En pratique, cela signifie que si un centre de recherche a besoin de savoir quel pourcentage des fumeurs de 30 à 40 ans développe des problèmes cardiaques, INHA évaluera et, en fonction traitera sa requête afin de lui fournir le résultat obtenu, à savoir non pas la base de données des patients concernés mais bien le pourcentage correspondant.

Une solution avantageuse pour tous

L’objectif de l’INAH est double : d’une part, il permet de garantir, à travers une procédure unique ancrée dans le RSW, un traitement sécurisé et uniformisé des données de santé tout en facilitant les démarches de recherche pour les firmes biotechnologiques et les universités. D’autre part, il va pouvoir soutenir les choix thérapeutiques des professionnels de santé grâce à l’intégration d’agents intelligents, qui vont permettre de croiser un maximum de données et notifier en amont les professionnels de santé des risques pathologiques encourus par leurs patients.

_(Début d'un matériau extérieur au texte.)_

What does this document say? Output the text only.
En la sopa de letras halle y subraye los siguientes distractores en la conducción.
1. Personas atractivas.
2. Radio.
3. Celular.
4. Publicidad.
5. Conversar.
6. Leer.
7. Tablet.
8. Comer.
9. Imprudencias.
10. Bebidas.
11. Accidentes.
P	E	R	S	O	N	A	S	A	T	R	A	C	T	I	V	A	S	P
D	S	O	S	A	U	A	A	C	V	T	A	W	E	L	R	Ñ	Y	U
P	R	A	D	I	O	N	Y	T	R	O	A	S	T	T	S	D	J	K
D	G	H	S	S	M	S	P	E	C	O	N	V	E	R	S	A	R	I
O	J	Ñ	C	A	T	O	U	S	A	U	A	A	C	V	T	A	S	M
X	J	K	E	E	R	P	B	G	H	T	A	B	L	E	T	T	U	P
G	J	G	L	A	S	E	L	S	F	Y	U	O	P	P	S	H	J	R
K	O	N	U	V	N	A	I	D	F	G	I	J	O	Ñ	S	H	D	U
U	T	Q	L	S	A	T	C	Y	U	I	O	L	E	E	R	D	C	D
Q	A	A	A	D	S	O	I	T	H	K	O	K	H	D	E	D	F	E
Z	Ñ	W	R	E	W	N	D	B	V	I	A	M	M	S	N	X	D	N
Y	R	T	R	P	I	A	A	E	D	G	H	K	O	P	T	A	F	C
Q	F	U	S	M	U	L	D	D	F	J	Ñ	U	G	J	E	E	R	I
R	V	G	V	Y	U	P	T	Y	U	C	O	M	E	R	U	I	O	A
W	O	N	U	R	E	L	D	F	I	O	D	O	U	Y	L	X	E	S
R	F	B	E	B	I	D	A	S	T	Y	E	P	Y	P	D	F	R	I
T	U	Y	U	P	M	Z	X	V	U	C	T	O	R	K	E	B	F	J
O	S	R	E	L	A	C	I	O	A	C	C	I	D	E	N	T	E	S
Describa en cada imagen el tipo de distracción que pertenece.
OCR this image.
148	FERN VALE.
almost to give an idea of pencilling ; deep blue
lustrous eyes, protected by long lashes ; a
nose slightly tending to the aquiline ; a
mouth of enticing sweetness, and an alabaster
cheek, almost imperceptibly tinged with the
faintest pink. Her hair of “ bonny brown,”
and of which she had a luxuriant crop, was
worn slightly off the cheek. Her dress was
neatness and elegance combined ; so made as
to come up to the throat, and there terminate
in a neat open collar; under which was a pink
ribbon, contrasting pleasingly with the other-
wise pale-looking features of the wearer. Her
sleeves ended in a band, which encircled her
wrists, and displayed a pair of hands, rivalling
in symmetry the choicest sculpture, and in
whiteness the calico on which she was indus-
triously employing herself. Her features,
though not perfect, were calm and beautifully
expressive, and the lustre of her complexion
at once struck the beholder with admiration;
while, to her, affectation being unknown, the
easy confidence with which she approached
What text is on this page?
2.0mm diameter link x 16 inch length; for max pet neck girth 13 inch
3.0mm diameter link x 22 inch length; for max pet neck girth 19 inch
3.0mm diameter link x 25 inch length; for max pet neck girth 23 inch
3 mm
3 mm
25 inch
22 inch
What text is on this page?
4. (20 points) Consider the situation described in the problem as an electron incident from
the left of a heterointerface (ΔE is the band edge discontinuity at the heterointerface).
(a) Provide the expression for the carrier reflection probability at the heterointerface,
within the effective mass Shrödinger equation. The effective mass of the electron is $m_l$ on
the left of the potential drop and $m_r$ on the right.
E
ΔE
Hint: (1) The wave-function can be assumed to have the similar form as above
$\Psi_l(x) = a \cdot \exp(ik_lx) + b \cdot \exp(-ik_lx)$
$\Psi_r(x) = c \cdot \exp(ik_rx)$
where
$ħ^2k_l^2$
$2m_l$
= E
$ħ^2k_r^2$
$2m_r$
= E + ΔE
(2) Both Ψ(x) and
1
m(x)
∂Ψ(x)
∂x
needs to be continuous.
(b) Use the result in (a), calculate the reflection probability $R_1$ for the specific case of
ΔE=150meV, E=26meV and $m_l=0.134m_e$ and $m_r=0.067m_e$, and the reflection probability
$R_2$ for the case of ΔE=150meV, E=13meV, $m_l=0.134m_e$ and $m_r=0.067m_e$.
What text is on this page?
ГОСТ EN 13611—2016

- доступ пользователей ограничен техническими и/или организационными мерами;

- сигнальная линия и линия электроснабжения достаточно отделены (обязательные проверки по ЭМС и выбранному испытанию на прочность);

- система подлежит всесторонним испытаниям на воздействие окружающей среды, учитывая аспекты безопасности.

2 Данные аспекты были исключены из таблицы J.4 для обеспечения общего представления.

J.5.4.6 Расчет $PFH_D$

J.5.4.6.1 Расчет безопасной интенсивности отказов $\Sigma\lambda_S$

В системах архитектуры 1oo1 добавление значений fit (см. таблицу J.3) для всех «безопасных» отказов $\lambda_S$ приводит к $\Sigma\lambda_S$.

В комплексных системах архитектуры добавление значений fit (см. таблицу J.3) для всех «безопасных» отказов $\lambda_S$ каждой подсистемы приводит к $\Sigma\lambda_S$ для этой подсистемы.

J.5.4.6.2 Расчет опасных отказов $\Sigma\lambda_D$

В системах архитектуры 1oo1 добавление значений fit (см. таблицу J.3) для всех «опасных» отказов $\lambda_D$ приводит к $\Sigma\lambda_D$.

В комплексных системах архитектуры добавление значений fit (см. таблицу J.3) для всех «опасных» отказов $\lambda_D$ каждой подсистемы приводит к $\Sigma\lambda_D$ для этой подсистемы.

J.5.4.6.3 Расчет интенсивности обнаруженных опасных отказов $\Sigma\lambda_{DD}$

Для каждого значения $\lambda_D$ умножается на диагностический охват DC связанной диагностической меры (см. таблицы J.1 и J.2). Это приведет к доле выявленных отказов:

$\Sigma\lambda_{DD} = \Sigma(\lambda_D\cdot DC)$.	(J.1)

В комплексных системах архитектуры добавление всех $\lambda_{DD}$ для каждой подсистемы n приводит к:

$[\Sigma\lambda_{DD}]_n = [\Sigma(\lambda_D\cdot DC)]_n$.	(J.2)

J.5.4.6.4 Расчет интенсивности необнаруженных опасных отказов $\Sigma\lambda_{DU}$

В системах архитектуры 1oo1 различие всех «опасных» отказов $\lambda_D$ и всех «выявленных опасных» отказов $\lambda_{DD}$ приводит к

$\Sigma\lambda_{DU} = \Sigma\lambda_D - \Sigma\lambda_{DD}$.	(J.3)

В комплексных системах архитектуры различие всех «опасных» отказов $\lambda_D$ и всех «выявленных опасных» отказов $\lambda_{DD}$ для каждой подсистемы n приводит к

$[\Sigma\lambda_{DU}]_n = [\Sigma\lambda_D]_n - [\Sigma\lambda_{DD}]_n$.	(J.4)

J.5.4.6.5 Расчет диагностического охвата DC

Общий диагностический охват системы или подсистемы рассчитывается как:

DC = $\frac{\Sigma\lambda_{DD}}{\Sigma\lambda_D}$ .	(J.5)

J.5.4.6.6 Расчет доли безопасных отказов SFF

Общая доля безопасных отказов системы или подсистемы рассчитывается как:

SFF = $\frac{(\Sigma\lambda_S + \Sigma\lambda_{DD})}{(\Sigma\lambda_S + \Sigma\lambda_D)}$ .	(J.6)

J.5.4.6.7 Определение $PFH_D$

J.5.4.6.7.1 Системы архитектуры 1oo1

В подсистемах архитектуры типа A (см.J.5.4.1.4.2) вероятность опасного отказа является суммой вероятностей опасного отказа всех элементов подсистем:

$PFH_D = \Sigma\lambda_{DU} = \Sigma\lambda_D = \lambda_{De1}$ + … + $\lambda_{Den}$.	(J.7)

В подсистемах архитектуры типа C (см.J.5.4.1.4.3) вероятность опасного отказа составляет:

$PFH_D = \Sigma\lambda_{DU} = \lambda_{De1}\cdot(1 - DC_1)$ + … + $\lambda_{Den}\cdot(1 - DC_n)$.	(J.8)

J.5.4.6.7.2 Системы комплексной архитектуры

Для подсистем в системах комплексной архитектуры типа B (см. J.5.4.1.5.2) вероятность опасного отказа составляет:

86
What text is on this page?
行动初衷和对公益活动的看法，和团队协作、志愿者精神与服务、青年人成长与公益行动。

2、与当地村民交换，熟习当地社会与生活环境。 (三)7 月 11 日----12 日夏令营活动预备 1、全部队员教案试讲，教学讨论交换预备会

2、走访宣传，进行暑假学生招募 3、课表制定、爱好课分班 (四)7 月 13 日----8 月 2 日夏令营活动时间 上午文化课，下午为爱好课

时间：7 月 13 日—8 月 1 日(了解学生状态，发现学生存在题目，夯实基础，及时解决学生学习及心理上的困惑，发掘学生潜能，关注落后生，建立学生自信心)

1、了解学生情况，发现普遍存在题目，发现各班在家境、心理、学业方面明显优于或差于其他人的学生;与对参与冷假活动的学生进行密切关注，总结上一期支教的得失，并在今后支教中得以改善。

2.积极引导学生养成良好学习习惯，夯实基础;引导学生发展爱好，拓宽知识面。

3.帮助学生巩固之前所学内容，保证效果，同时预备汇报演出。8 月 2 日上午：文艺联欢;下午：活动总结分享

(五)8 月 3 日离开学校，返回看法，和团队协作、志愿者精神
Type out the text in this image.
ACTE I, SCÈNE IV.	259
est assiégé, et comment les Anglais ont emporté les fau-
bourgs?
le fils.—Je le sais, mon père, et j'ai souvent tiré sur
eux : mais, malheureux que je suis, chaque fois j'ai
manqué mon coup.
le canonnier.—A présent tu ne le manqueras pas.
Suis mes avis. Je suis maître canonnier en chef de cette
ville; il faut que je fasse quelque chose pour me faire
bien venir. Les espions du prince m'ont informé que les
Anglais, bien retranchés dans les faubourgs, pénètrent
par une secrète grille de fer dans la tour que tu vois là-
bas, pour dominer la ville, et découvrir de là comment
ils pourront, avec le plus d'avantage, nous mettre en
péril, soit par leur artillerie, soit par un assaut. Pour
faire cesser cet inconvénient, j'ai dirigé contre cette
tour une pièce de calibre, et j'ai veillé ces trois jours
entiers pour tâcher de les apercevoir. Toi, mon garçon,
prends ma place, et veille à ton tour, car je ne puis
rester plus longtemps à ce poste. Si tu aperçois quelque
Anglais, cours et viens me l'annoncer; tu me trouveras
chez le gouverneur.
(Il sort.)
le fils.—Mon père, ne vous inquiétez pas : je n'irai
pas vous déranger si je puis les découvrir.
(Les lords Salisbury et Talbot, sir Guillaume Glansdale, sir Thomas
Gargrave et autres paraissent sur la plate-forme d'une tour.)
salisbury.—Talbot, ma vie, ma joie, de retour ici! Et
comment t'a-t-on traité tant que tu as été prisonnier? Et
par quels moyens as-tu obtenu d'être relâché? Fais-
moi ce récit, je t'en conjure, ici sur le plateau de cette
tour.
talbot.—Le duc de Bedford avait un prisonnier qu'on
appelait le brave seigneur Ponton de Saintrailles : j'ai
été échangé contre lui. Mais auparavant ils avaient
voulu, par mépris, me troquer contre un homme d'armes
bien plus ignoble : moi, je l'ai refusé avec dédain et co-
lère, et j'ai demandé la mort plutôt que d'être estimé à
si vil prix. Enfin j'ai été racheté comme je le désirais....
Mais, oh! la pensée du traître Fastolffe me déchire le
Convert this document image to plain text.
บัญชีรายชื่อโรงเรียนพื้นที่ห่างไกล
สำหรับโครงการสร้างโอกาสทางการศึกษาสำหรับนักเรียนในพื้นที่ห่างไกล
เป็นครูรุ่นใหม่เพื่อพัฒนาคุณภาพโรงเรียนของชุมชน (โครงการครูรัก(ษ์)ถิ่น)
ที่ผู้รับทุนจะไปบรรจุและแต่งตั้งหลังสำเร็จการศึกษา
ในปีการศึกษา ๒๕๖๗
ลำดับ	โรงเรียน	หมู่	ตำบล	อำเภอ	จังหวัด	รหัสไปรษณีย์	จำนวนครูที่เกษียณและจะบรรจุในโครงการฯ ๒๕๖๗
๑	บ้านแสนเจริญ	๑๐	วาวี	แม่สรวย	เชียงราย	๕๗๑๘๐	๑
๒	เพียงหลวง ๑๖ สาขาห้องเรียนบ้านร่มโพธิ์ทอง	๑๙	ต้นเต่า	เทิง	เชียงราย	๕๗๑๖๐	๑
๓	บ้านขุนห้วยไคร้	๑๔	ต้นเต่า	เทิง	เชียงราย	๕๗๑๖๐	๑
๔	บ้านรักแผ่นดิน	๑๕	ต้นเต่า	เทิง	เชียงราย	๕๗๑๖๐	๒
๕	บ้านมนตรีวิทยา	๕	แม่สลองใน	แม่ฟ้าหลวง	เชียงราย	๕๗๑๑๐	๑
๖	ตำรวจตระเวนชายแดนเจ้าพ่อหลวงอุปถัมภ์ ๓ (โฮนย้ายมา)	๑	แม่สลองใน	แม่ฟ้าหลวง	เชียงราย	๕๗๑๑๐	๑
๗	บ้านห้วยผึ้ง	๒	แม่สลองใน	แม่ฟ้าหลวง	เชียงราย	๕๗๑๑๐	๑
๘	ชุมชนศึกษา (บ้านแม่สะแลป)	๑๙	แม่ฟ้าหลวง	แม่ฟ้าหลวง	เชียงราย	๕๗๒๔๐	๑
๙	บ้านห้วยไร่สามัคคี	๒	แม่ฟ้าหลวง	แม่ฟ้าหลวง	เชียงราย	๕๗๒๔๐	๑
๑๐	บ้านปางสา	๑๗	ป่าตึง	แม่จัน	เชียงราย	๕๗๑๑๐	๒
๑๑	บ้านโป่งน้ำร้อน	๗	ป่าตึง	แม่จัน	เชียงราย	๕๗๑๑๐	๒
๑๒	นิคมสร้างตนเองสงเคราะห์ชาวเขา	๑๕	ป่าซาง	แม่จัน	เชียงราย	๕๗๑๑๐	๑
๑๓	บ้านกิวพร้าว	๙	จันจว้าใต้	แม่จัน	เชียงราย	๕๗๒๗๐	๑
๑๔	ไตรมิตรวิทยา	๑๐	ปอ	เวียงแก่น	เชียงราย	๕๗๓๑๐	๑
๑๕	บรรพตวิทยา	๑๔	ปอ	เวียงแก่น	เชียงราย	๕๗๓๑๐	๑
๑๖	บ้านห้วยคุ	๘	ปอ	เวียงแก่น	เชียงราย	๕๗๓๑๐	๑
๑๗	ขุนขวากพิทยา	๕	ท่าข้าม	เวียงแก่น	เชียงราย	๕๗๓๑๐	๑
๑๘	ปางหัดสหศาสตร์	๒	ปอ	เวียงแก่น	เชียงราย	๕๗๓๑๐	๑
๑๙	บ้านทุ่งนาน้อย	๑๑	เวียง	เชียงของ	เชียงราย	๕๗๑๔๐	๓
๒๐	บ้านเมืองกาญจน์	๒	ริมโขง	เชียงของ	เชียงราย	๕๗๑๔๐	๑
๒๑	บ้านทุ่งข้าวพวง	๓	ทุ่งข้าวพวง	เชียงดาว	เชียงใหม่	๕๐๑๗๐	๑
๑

L’INAH se veut donc être une solution bénéfique pour tous les acteurs de la santé :

  • Les patients auront l’assurance qu’une seule entité conserve leurs données (transparence et sécurité), que leur médecin traitant reste le gardien du suivi de leur traitement (les centres de recherche et entreprises n’ont pas accès à leurs données) et que la prévention et l’anticipation de maladies se voit encore améliorée
  • Les hôpitaux et les médecins disposeront d’outils permettant de renforcer le suivi thérapeutique de leurs patients tout en allégeant la charge administrative de la multiplicités actuelles des outils
  • Les centres de recherche et les entreprises de la santé bénéficieront à présent d’une seule porte d’entrée permettant l’analyse statistique de données de santé à grande échelle et non plus sur un petit échantillon de données récoltées au compte-goutte
Des perspectives d’élargissement au niveau national et européen

L’intérêt du dispositif INAH réside aussi dans le fait qu’il peut parfaitement intégrer d’autres réseaux de données de santé existants, afin d’élargir au maximum l’échantillon de données et permettre de déceler plus facilement des éléments prédictifs de pathologies futures. À terme, on peut donc tout à fait envisager d’intégrer d’autres sources de données (nationale ou internationale) à l’INAH.

Une première phase pilote déterminante

Une phase pilote menée coordonnée par le CETIC en partenariat avec le Réseau de Santé Wallon, différents hôpitaux et groupement de médecins généralistes est prévue pour une durée de 6 à 12 mois afin de finaliser les contours du projet pour garantir que l’ensemble des normes éthiques, sécuritaire, éthique soient traitées. Sur base de cette phase pilote, l’objectif est de généraliser progressivement l’outil à d’autres hôpitaux et professionnels de santé ainsi qu’à d’autres solutions thérapeutiques.